Abstract 1318: Aging Inhibits The Apoptotic Resolution Of Inflammation Leading To An Exaggerated Neointimal Development In Response To Vascular Injury.
Objective: This study aims to determine the mechanisms by which aging prolongs inflammation in response to vascular injury, and exaggerate neointimal formation.

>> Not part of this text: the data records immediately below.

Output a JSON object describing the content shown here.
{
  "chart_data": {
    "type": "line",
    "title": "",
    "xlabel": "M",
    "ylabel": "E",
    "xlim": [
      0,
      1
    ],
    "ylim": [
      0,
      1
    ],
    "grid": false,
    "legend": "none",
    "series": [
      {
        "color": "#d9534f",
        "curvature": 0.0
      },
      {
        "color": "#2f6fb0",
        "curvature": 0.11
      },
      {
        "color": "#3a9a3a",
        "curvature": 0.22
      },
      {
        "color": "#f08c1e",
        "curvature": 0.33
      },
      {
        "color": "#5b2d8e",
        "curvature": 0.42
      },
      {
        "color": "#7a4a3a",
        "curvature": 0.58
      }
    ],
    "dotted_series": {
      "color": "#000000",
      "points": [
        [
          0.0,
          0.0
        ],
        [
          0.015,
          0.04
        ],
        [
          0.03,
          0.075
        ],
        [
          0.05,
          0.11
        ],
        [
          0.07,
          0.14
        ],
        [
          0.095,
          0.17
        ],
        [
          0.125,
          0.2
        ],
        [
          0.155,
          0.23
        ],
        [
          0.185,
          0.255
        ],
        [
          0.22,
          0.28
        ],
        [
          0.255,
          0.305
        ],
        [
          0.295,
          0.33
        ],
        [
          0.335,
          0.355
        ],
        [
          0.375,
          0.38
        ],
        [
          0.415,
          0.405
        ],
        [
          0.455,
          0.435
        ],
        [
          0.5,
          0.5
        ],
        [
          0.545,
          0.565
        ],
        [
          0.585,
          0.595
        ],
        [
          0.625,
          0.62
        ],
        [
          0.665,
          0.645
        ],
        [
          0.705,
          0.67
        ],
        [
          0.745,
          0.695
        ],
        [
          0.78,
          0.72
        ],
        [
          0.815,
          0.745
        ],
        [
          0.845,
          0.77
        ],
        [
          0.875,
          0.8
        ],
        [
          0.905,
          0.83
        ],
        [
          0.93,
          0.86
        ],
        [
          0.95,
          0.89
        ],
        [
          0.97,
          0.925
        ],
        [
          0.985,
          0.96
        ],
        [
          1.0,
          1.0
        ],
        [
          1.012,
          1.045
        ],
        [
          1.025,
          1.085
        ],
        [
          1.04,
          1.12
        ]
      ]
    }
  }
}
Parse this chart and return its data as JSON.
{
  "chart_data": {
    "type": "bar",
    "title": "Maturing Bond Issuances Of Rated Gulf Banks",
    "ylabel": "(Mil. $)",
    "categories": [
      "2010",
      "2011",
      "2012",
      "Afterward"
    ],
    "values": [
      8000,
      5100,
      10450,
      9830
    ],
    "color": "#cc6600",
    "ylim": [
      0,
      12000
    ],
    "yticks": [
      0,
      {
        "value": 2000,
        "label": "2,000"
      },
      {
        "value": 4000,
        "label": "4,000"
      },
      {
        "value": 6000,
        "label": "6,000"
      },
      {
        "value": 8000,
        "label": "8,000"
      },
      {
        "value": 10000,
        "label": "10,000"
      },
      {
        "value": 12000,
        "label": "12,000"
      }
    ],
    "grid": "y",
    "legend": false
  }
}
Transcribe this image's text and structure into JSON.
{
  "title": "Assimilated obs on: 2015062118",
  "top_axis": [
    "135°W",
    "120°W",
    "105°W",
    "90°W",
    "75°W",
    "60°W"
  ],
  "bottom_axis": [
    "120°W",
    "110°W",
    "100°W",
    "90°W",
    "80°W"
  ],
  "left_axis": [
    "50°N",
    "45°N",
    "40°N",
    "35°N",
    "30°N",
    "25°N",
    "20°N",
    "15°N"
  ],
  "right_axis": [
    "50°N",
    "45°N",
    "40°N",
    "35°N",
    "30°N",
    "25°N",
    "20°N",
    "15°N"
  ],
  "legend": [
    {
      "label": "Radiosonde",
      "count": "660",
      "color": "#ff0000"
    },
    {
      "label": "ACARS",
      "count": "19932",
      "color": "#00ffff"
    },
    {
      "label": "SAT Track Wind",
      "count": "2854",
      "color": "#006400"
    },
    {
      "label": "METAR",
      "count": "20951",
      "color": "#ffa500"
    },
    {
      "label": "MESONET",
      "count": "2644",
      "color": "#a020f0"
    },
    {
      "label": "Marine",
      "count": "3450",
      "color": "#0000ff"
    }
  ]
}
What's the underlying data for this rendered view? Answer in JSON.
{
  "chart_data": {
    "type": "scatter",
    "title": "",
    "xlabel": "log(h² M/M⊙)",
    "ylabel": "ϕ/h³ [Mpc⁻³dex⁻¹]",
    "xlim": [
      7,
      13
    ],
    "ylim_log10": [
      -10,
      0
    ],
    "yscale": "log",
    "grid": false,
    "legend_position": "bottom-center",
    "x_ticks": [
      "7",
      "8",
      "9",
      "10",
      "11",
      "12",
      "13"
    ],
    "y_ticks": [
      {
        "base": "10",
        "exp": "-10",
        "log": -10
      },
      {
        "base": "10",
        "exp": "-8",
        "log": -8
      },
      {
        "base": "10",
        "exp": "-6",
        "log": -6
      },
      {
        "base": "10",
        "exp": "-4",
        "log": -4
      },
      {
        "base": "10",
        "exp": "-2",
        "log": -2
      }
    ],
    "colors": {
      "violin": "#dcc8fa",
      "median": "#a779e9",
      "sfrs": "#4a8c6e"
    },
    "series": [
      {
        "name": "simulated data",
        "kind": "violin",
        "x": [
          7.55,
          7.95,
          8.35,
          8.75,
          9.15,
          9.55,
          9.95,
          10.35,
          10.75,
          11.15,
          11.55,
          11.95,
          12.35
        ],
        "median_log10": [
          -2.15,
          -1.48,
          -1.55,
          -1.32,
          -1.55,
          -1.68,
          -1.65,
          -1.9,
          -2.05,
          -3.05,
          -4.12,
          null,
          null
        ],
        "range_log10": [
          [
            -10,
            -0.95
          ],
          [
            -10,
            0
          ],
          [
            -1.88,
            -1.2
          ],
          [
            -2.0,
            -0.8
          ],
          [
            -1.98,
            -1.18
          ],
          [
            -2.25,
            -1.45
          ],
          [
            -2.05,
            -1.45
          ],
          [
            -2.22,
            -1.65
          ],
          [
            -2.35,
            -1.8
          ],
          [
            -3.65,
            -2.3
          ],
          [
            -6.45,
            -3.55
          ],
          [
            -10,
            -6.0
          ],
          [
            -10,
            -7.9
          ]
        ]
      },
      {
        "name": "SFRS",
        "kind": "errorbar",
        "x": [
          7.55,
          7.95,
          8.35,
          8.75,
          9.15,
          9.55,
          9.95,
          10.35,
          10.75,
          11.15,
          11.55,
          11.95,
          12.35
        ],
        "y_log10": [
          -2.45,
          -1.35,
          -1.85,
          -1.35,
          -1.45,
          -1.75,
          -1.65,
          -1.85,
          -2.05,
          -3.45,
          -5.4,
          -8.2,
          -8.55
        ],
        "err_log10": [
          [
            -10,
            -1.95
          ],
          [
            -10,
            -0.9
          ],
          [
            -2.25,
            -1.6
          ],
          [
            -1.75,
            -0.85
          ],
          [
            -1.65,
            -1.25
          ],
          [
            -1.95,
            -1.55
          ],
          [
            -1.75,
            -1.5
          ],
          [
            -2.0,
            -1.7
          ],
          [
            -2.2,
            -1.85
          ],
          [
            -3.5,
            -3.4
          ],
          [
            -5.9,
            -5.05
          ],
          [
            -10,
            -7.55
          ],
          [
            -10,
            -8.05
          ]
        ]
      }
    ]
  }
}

Methods and Results: Using balloon injury model in rat iliac arteries, we found that aging rats (22 month-old) developed thicker neointima at 4 weeks after injury than their younger counter parts (4 month-old) (I/M: 0.8 ± 0.2 vs. 0.54 ± 0.15, p<0.008). We also found that injured arteries in aging animals accumulated more alpha-actin positive VSMC in the neointima than those from the young ones (500 ± 100 vs. 320 ± 120 cell/mm2). Although similar number of macrophages (CD68+; detected by immunohistochemistry; IHC) appeared in the adventitia 24 h after injury in both groups, these cells disappeared in the young arteries after 3 days, while remained in the media and neointima of aging arteries until 30 days after injury. Macrophages in aging arteries were CD163 negative and IL-6 and IL-18 positive, indicating they are of pro-inflammatory phenotype. There were no differences in the number of vascular T cells and dendritic cells between groups. Vascular apoptotic cells were determined by ISOL combined with IHC either for VSMC or macrophages. Aging arteries had fewer apoptotic VSMC or macrophages (0.2% ± 0.05) at any time after vascular injury when compared with the younger ones which had abundant vascular apoptotic cells in the media and neointima at 7 days after surgery (2.7% ± 0.45). Finally, the vascular cytokines production was assessed after balloon injury using the LincoPlex system. At three days after injury aging arteries contained three folds or higher levels of IL18, IL-6, Gro KC, and Leptin than the young ones. These pro-inflammatory cytokines stayed elevated in the aging vessels for most of the arterial remodeling process. In contrast, when compared with aging arteries, young arteries produced three times or higher levels of anti-inflammatory cytokines IL-10, IL-17, IL13 and IL-9 at seven days after injury.
Conclusions: Our data suggests that aging inhibits the apoptotic resolution of the vascular inflammatory response to injury, leading to exaggerated neointimal formation.